Pilvi Kalhama, Director of the Architecture & Design Museum, contributed with a talk on the evolving role of cultural institutions. She highlighted how museums today navigate a rapidly shifting landscape shaped by digitalization, the demand for inclusion, and the redefinition of public space. Kalhama’s talk was tightly knitted to the new Architecture & Design Museum currently being developed in Helsinki, planned to open to the public in 2030. At the heart of her message was a call for institutions to strengthen their roles as democratic arenas and to remain self-aware of the ways they might also be part of the challenges they seek to address.
Even though the construction of the new museum building is on the horizon, Kalhama emphasized placemaking as a continuous, collaborative civic practice that centres people rather than buildings. Good places, she noted, are never finished; they develop alongside the communities that inhabit them.
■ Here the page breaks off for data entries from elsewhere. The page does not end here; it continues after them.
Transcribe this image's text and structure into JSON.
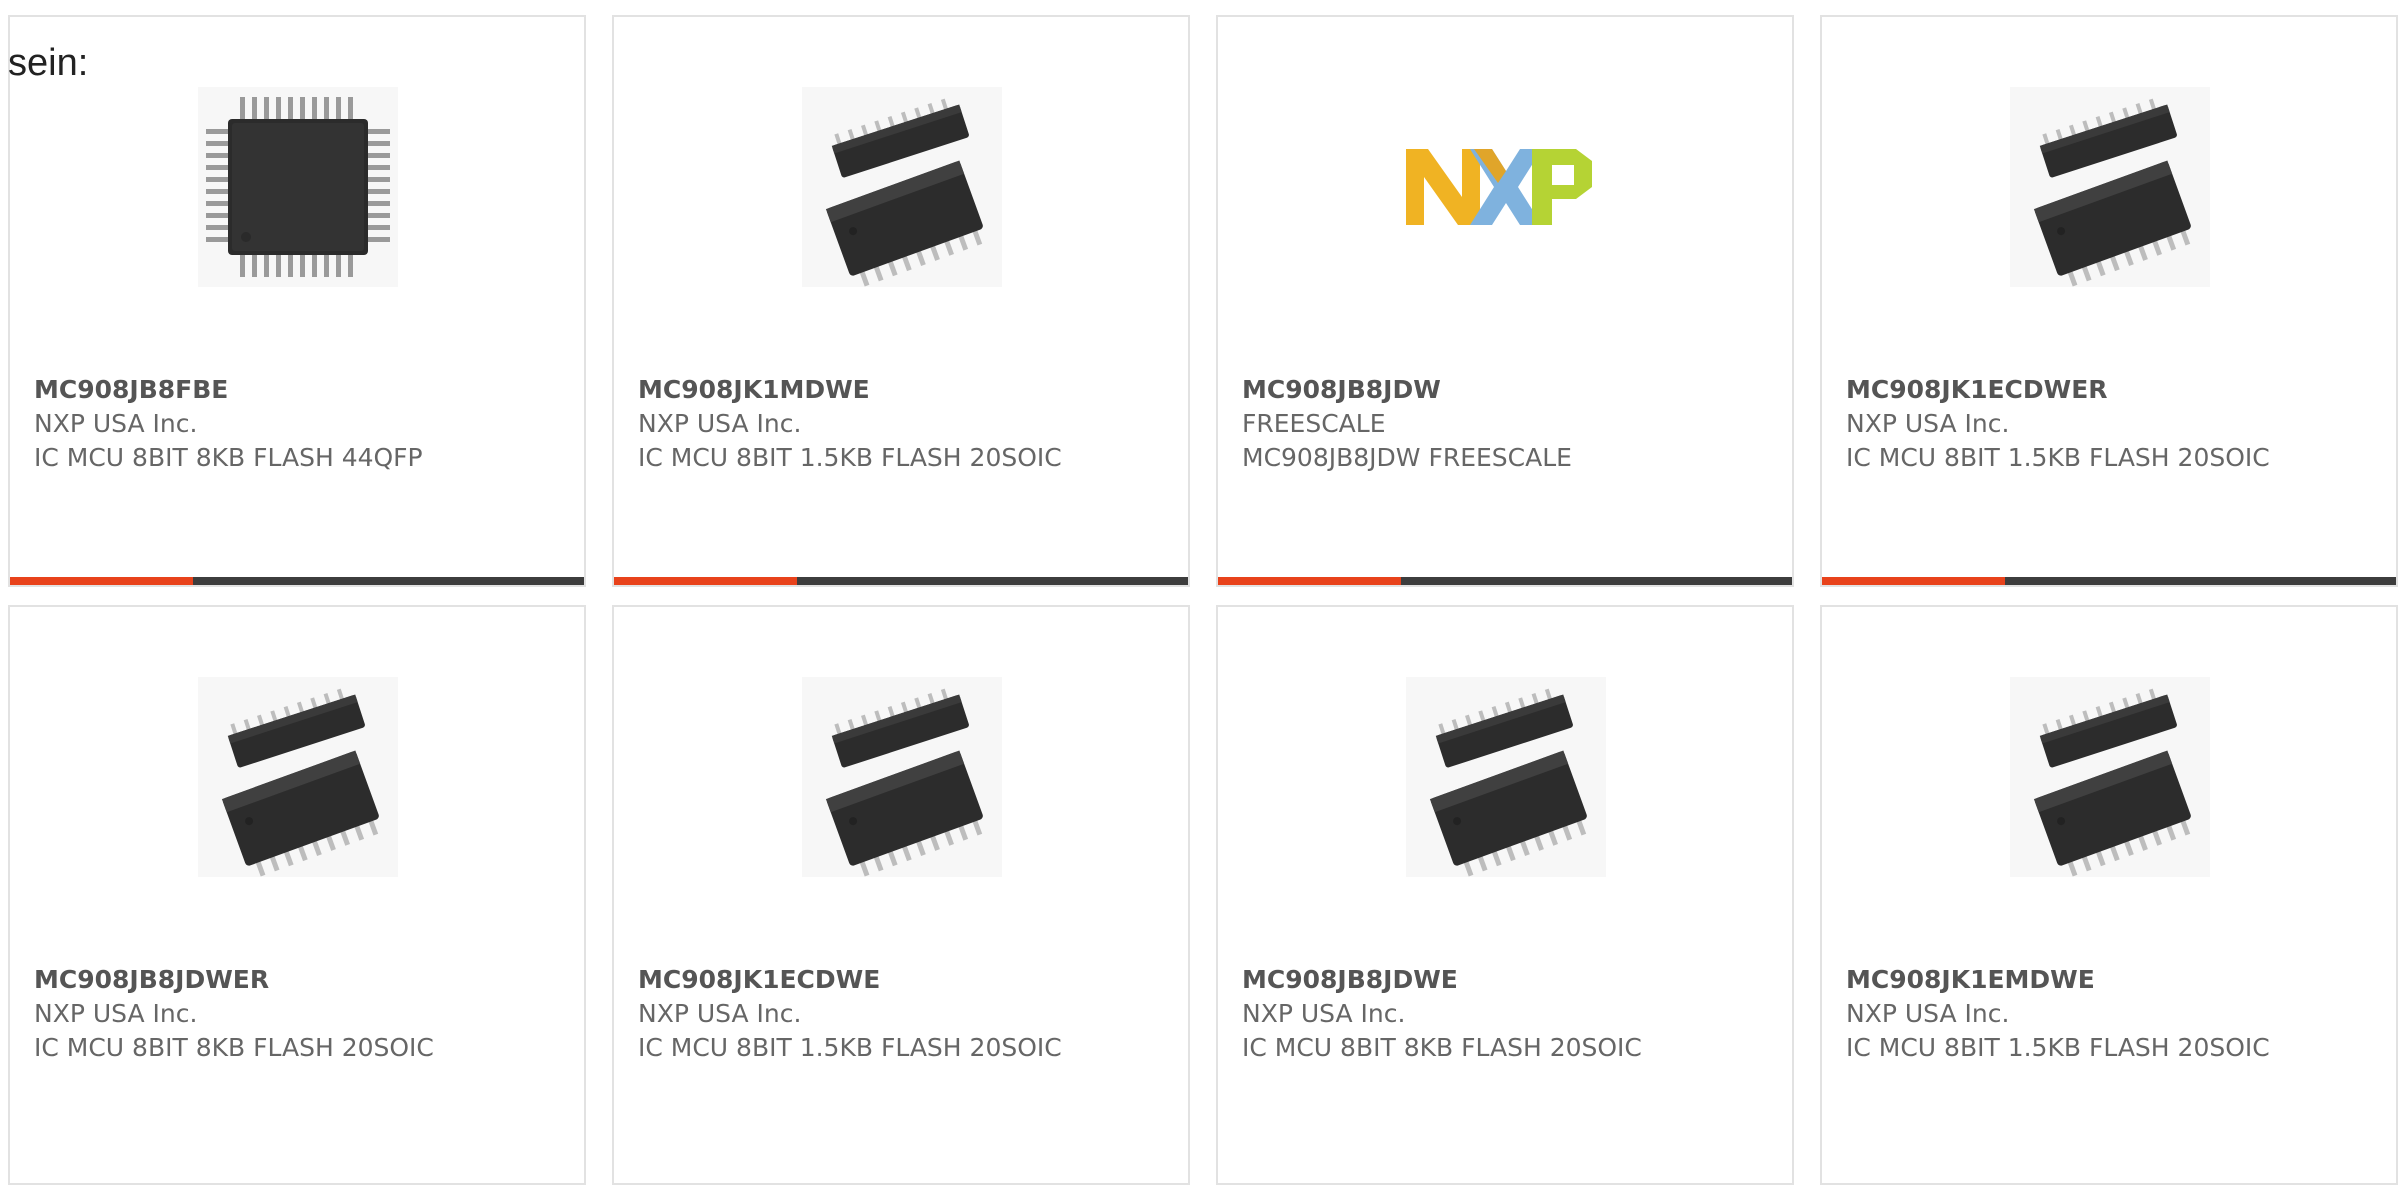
{
  "intro_text": "sein:",
  "products": [
    {
      "part": "MC908JB8FBE",
      "manufacturer": "NXP USA Inc.",
      "description": "IC MCU 8BIT 8KB FLASH 44QFP",
      "image": "qfp-chip-icon"
    },
    {
      "part": "MC908JK1MDWE",
      "manufacturer": "NXP USA Inc.",
      "description": "IC MCU 8BIT 1.5KB FLASH 20SOIC",
      "image": "soic-chip-icon"
    },
    {
      "part": "MC908JB8JDW",
      "manufacturer": "FREESCALE",
      "description": "MC908JB8JDW FREESCALE",
      "image": "nxp-logo-icon"
    },
    {
      "part": "MC908JK1ECDWER",
      "manufacturer": "NXP USA Inc.",
      "description": "IC MCU 8BIT 1.5KB FLASH 20SOIC",
      "image": "soic-chip-icon"
    },
    {
      "part": "MC908JB8JDWER",
      "manufacturer": "NXP USA Inc.",
      "description": "IC MCU 8BIT 8KB FLASH 20SOIC",
      "image": "soic-chip-icon"
    },
    {
      "part": "MC908JK1ECDWE",
      "manufacturer": "NXP USA Inc.",
      "description": "IC MCU 8BIT 1.5KB FLASH 20SOIC",
      "image": "soic-chip-icon"
    },
    {
      "part": "MC908JB8JDWE",
      "manufacturer": "NXP USA Inc.",
      "description": "IC MCU 8BIT 8KB FLASH 20SOIC",
      "image": "soic-chip-icon"
    },
    {
      "part": "MC908JK1EMDWE",
      "manufacturer": "NXP USA Inc.",
      "description": "IC MCU 8BIT 1.5KB FLASH 20SOIC",
      "image": "soic-chip-icon"
    }
  ],
  "colors": {
    "accent": "#e8421b",
    "bar_dark": "#3d3d3d",
    "card_border": "#e2e2e2",
    "text": "#666666"
  }
}
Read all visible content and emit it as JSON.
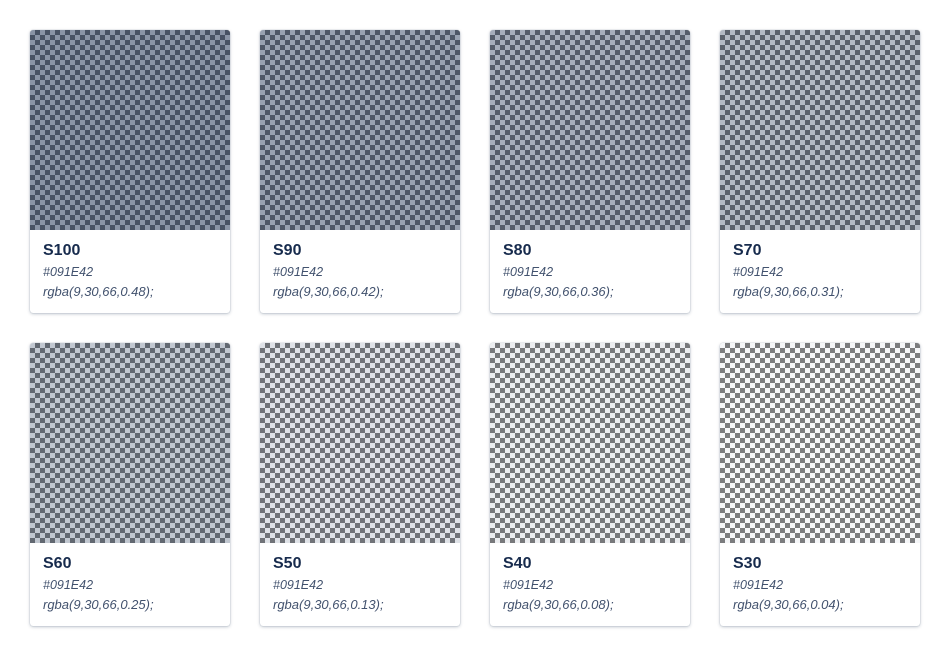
{
  "swatches": [
    {
      "name": "S100",
      "hex": "#091E42",
      "rgba": "rgba(9,30,66,0.48);",
      "alpha": 0.48
    },
    {
      "name": "S90",
      "hex": "#091E42",
      "rgba": "rgba(9,30,66,0.42);",
      "alpha": 0.42
    },
    {
      "name": "S80",
      "hex": "#091E42",
      "rgba": "rgba(9,30,66,0.36);",
      "alpha": 0.36
    },
    {
      "name": "S70",
      "hex": "#091E42",
      "rgba": "rgba(9,30,66,0.31);",
      "alpha": 0.31
    },
    {
      "name": "S60",
      "hex": "#091E42",
      "rgba": "rgba(9,30,66,0.25);",
      "alpha": 0.25
    },
    {
      "name": "S50",
      "hex": "#091E42",
      "rgba": "rgba(9,30,66,0.13);",
      "alpha": 0.13
    },
    {
      "name": "S40",
      "hex": "#091E42",
      "rgba": "rgba(9,30,66,0.08);",
      "alpha": 0.08
    },
    {
      "name": "S30",
      "hex": "#091E42",
      "rgba": "rgba(9,30,66,0.04);",
      "alpha": 0.04
    }
  ]
}
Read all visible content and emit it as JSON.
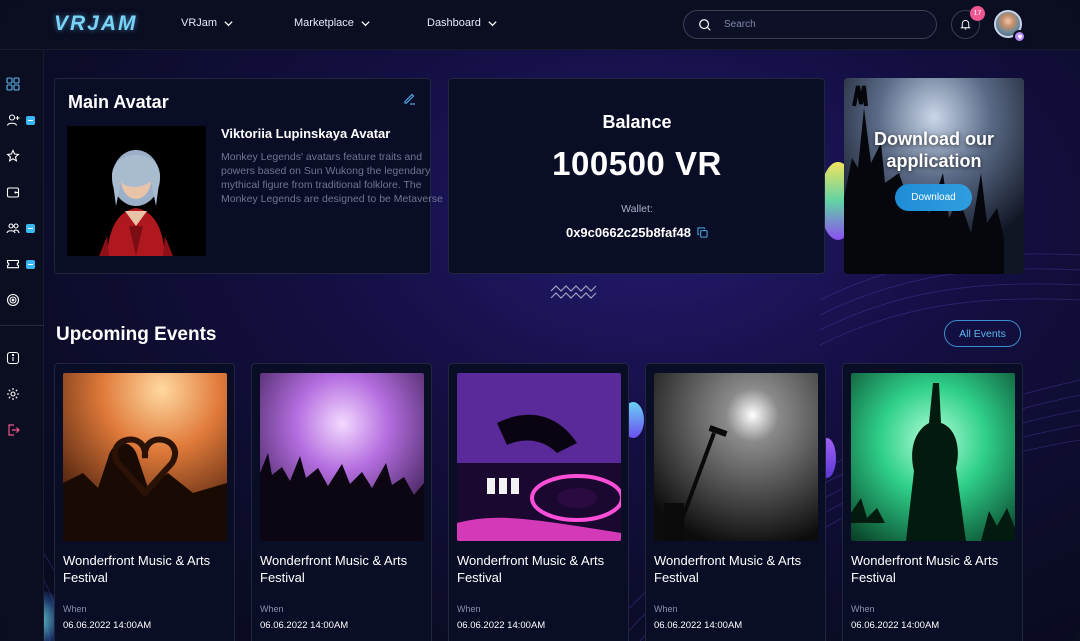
{
  "header": {
    "logo": "VRJAM",
    "nav": [
      {
        "label": "VRJam"
      },
      {
        "label": "Marketplace"
      },
      {
        "label": "Dashboard"
      }
    ],
    "search_placeholder": "Search",
    "notification_count": "17"
  },
  "sidebar": {
    "icons": [
      "grid-icon",
      "add-user-icon",
      "star-icon",
      "wallet-icon",
      "users-icon",
      "ticket-icon",
      "broadcast-icon",
      "info-icon",
      "settings-icon",
      "logout-icon"
    ]
  },
  "main_avatar": {
    "title": "Main Avatar",
    "name": "Viktoriia Lupinskaya Avatar",
    "description": "Monkey Legends' avatars feature traits and powers based on Sun Wukong the legendary mythical figure from traditional folklore. The Monkey Legends are designed to be Metaverse"
  },
  "balance": {
    "title": "Balance",
    "amount": "100500 VR",
    "wallet_label": "Wallet:",
    "wallet_address": "0x9c0662c25b8faf48"
  },
  "download": {
    "title": "Download our application",
    "button": "Download"
  },
  "events": {
    "title": "Upcoming Events",
    "all_button": "All Events",
    "items": [
      {
        "title": "Wonderfront Music & Arts Festival",
        "when_label": "When",
        "date": "06.06.2022  14:00AM"
      },
      {
        "title": "Wonderfront Music & Arts Festival",
        "when_label": "When",
        "date": "06.06.2022  14:00AM"
      },
      {
        "title": "Wonderfront Music & Arts Festival",
        "when_label": "When",
        "date": "06.06.2022  14:00AM"
      },
      {
        "title": "Wonderfront Music & Arts Festival",
        "when_label": "When",
        "date": "06.06.2022  14:00AM"
      },
      {
        "title": "Wonderfront Music & Arts Festival",
        "when_label": "When",
        "date": "06.06.2022  14:00AM"
      }
    ]
  },
  "colors": {
    "accent": "#39b7f2",
    "badge": "#f0568f",
    "background": "#0b0d20"
  }
}
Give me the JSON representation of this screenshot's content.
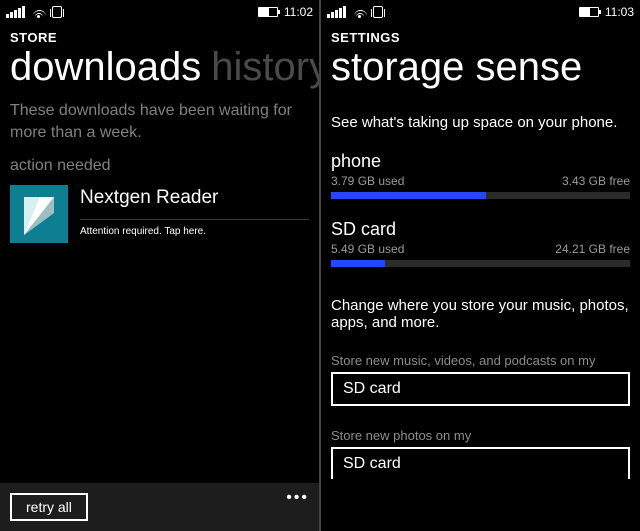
{
  "left": {
    "statusbar": {
      "batteryPct": 55,
      "time": "11:02"
    },
    "context": "STORE",
    "pivot": {
      "active": "downloads",
      "next": "history"
    },
    "waitingText": "These downloads have been waiting for more than a week.",
    "actionLabel": "action needed",
    "download": {
      "name": "Nextgen Reader",
      "status": "Attention required. Tap here."
    },
    "appbar": {
      "retry": "retry all"
    }
  },
  "right": {
    "statusbar": {
      "batteryPct": 55,
      "time": "11:03"
    },
    "context": "SETTINGS",
    "title": "storage sense",
    "description": "See what's taking up space on your phone.",
    "phone": {
      "label": "phone",
      "used": "3.79 GB used",
      "free": "3.43 GB free",
      "pct": 52
    },
    "sdcard": {
      "label": "SD card",
      "used": "5.49 GB used",
      "free": "24.21 GB free",
      "pct": 18
    },
    "changeText": "Change where you store your music, photos, apps, and more.",
    "picker1": {
      "label": "Store new music, videos, and podcasts on my",
      "value": "SD card"
    },
    "picker2": {
      "label": "Store new photos on my",
      "value": "SD card"
    }
  }
}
Extending this idea, she asked how institutions can “design” conditions for social cohesion and ensure that diverse voices feel welcome and represented.
She concluded by urging cultural institutions to remain flexible and open-ended. Even for a museum dedicated to architecture and design, the future role of the institution should not be fully designed in advance, but shaped through dialogue, participation, and shared imagination.